Il s'agit d'une décision préliminaire sur l'opportunité de geler le comportement d'OpenAI pendant l'instance, non du dernier mot sur la responsabilité. L'affaire a suscité les interventions de la Federation of Indian Publishers, de la Digital News Publishers Association et de l'Indian Music Industry, parce que la réponse fixe le ton de chaque bras de fer entre éditeurs et intelligence artificielle dans le pays. Pour l'instant, ce ton favorise le concepteur du modèle.
Pourquoi cela ne règle rien en Europe
Un dirigeant européen ne devrait pas prendre une constatation indienne d'usage licite pour un feu vert chez lui. L'Europe suit une autre règle : l'exception de fouille de textes et de données prévue à l'article 4 de la directive de 2019 sur le droit d'auteur permet aux titulaires de droits de s'y opposer et de réserver ainsi leurs oeuvres, et c'est précisément le mécanisme que les éditeurs de presse invoquent aujourd'hui. La Cour de justice de l'Union européenne examine déjà un renvoi hongrois, Like Company contre Google Ireland, sur la question de savoir si les réponses d'un modèle de langage reproduisent des contenus de presse et si l'entraînement constitue une reproduction. Tant que cet arrêt n'est pas rendu, la position européenne demeure incertaine, et le Royaume-Uni mène sa propre consultation distincte.
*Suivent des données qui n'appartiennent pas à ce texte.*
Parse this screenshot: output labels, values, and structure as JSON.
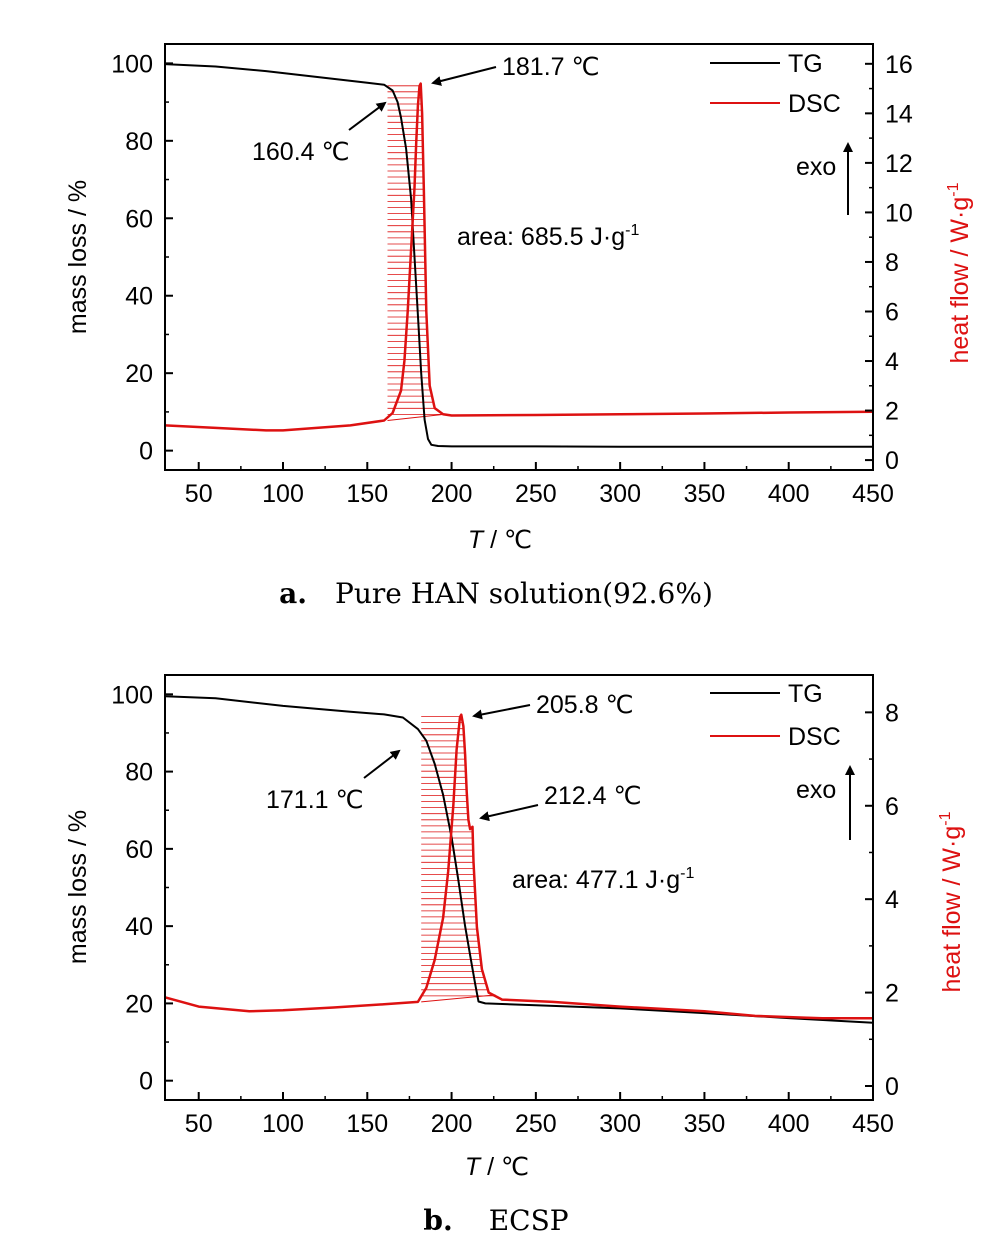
{
  "figure": {
    "panels": [
      {
        "caption_letter": "a.",
        "caption_text": "Pure HAN solution(92.6%)"
      },
      {
        "caption_letter": "b.",
        "caption_text": "ECSP"
      }
    ]
  },
  "chart_data": [
    {
      "type": "line",
      "title": "",
      "xlabel_italic": "T",
      "xlabel_unit": " / ℃",
      "ylabel": "mass loss / %",
      "y2label": "heat flow / W·g",
      "y2label_sup": "-1",
      "xlim": [
        30,
        450
      ],
      "ylim": [
        -5,
        105
      ],
      "y2lim": [
        -0.4,
        16.8
      ],
      "xticks": [
        50,
        100,
        150,
        200,
        250,
        300,
        350,
        400,
        450
      ],
      "yticks": [
        0,
        20,
        40,
        60,
        80,
        100
      ],
      "y2ticks": [
        0,
        2,
        4,
        6,
        8,
        10,
        12,
        14,
        16
      ],
      "legend": {
        "position": "top-right",
        "entries": [
          "TG",
          "DSC"
        ]
      },
      "colors": {
        "TG": "#000000",
        "DSC": "#dd1111"
      },
      "series": [
        {
          "name": "TG",
          "axis": "left",
          "x": [
            30,
            60,
            90,
            110,
            130,
            150,
            160,
            165,
            168,
            170,
            173,
            176,
            178,
            180,
            182,
            184,
            186,
            188,
            192,
            200,
            250,
            300,
            350,
            400,
            450
          ],
          "y": [
            99.8,
            99.2,
            98,
            97,
            96,
            95,
            94.5,
            93,
            90,
            86,
            78,
            65,
            50,
            35,
            20,
            8,
            3,
            1.5,
            1.2,
            1.1,
            1.1,
            1.0,
            1.0,
            1.0,
            1.0
          ]
        },
        {
          "name": "DSC",
          "axis": "right",
          "x": [
            30,
            60,
            90,
            100,
            120,
            140,
            160,
            165,
            170,
            172,
            174,
            176,
            178,
            179,
            180,
            181,
            181.7,
            182.5,
            183.5,
            185,
            187,
            190,
            195,
            200,
            250,
            300,
            350,
            400,
            450
          ],
          "y": [
            1.4,
            1.3,
            1.2,
            1.2,
            1.3,
            1.4,
            1.6,
            1.9,
            2.8,
            4.0,
            6.0,
            8.5,
            11.0,
            12.8,
            14.3,
            15.1,
            15.2,
            14.0,
            11.0,
            6.0,
            3.0,
            2.1,
            1.85,
            1.8,
            1.82,
            1.85,
            1.88,
            1.92,
            1.95
          ]
        }
      ],
      "integration": {
        "from": 162,
        "to": 196,
        "baseline_from": 1.6,
        "baseline_to": 1.85
      },
      "annotations": [
        {
          "text": "181.7 ℃",
          "x": 182,
          "y_right": 15.2
        },
        {
          "text": "160.4 ℃",
          "x": 160.4,
          "y_left": 94.5
        },
        {
          "text": "area: 685.5 J·g",
          "sup": "-1"
        },
        {
          "text": "exo"
        }
      ]
    },
    {
      "type": "line",
      "title": "",
      "xlabel_italic": "T",
      "xlabel_unit": " / ℃",
      "ylabel": "mass loss / %",
      "y2label": "heat flow / W·g",
      "y2label_sup": "-1",
      "xlim": [
        30,
        450
      ],
      "ylim": [
        -5,
        105
      ],
      "y2lim": [
        -0.3,
        8.8
      ],
      "xticks": [
        50,
        100,
        150,
        200,
        250,
        300,
        350,
        400,
        450
      ],
      "yticks": [
        0,
        20,
        40,
        60,
        80,
        100
      ],
      "y2ticks": [
        0,
        2,
        4,
        6,
        8
      ],
      "legend": {
        "position": "top-right",
        "entries": [
          "TG",
          "DSC"
        ]
      },
      "colors": {
        "TG": "#000000",
        "DSC": "#dd1111"
      },
      "series": [
        {
          "name": "TG",
          "axis": "left",
          "x": [
            30,
            60,
            100,
            140,
            160,
            171.1,
            180,
            185,
            190,
            195,
            200,
            204,
            208,
            212,
            214,
            216,
            220,
            250,
            300,
            350,
            400,
            450
          ],
          "y": [
            99.5,
            99,
            97,
            95.5,
            94.8,
            94,
            91,
            88,
            82,
            74,
            63,
            52,
            40,
            30,
            25,
            20.5,
            20,
            19.5,
            18.7,
            17.5,
            16.2,
            15
          ]
        },
        {
          "name": "DSC",
          "axis": "right",
          "x": [
            30,
            50,
            80,
            100,
            130,
            160,
            180,
            185,
            190,
            195,
            198,
            201,
            203,
            205,
            205.8,
            207,
            208,
            209,
            210,
            211,
            212.4,
            213,
            215,
            218,
            222,
            230,
            260,
            300,
            350,
            380,
            420,
            450
          ],
          "y": [
            1.9,
            1.7,
            1.6,
            1.62,
            1.68,
            1.75,
            1.8,
            2.1,
            2.7,
            3.6,
            4.6,
            6.0,
            7.2,
            7.9,
            7.95,
            7.7,
            7.1,
            6.3,
            5.7,
            5.5,
            5.55,
            4.8,
            3.4,
            2.5,
            2.0,
            1.85,
            1.8,
            1.7,
            1.6,
            1.5,
            1.45,
            1.45
          ]
        }
      ],
      "integration": {
        "from": 182,
        "to": 226,
        "baseline_from": 1.8,
        "baseline_to": 1.95
      },
      "annotations": [
        {
          "text": "205.8 ℃",
          "x": 205.8,
          "y_right": 7.95
        },
        {
          "text": "171.1 ℃",
          "x": 171.1,
          "y_left": 94
        },
        {
          "text": "212.4 ℃",
          "x": 212.4,
          "y_right": 5.55
        },
        {
          "text": "area: 477.1 J·g",
          "sup": "-1"
        },
        {
          "text": "exo"
        }
      ]
    }
  ]
}
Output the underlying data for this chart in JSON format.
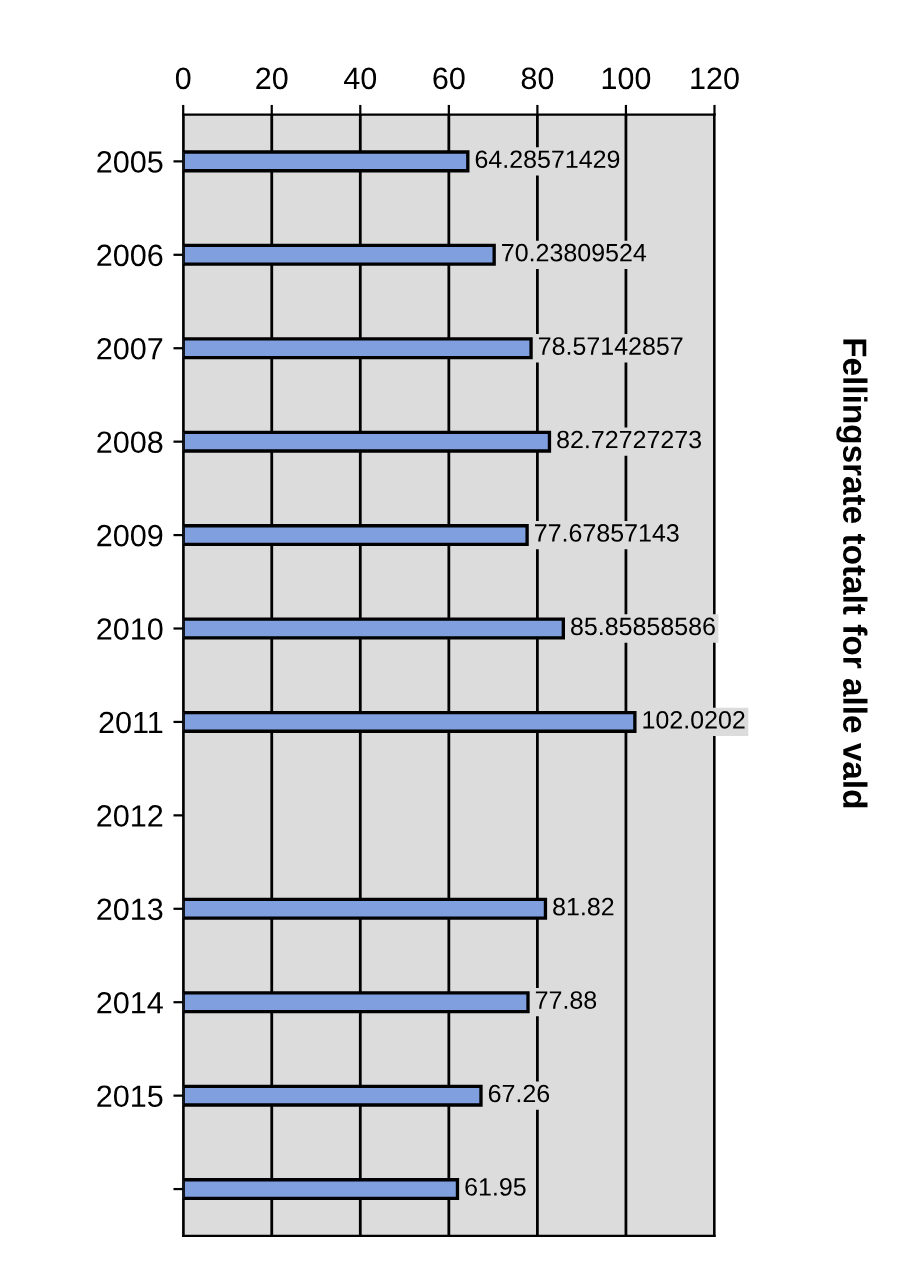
{
  "chart_data": {
    "type": "bar",
    "orientation": "horizontal",
    "title": "Fellingsrate totalt for alle vald",
    "categories": [
      "2005",
      "2006",
      "2007",
      "2008",
      "2009",
      "2010",
      "2011",
      "2012",
      "2013",
      "2014",
      "2015",
      null
    ],
    "values": [
      64.28571429,
      70.23809524,
      78.57142857,
      82.72727273,
      77.67857143,
      85.85858586,
      102.020202,
      null,
      81.82,
      77.88,
      67.26,
      61.95
    ],
    "value_labels": [
      "64.28571429",
      "70.23809524",
      "78.57142857",
      "82.72727273",
      "77.67857143",
      "85.85858586",
      "102.0202",
      null,
      "81.82",
      "77.88",
      "67.26",
      "61.95"
    ],
    "color": "#7f9fdf",
    "xlim": [
      0,
      120
    ],
    "xticks": [
      0,
      20,
      40,
      60,
      80,
      100,
      120
    ],
    "grid": "x"
  }
}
En France, le terrain est déjà occupé : le Syndicat national de l'édition a assigné Meta pour l'utilisation d'oeuvres protégées, et l'Autorité de la concurrence a sanctionné Google au sujet des contenus de presse. Le même modèle peut donc reposer sur des données d'entraînement jugées acceptables à Delhi et contestées à Bruxelles. Cet écart est le point essentiel. Une licence dont un fournisseur américain ou indien n'avait pas besoin peut être exigée pour un déploiement européen, et le coût d'une erreur, en euros de dommages et intérêts, pèse sur celui qui a mis l'outil en production, non sur le seul laboratoire qui l'a entraîné.
Ce que cela change pour vous
Traitez la légalité des données d'entraînement comme une clause contractuelle, non comme un fait acquis. La décision de Delhi réduit la probabilité que la demande précise d'ANI arrête ChatGPT, et elle offre à tout fournisseur d'intelligence artificielle un précédent favorable à citer, qui figurera dans les argumentaires commerciaux d'ici une semaine. Elle ne supprime pas votre exposition si vous déployez le résultat sur un marché où le droit penche dans l'autre sens.
La démarche qui vaut la peine ce trimestre est étroite et concrète. Demandez à chaque fournisseur d'intelligence artificielle dont vous dépendez une garantie écrite couvrant les réclamations de droit d'auteur sur les données d'entraînement, et vérifiez si elle est plafonnée, si elle exclut les composants à poids ouverts ou si elle reste muette sur votre juridiction. Un précédent en Inde est utile ; une garantie qui règle vos frais d'avocat à Paris ou à Londres est ce que vous pouvez réellement tenir.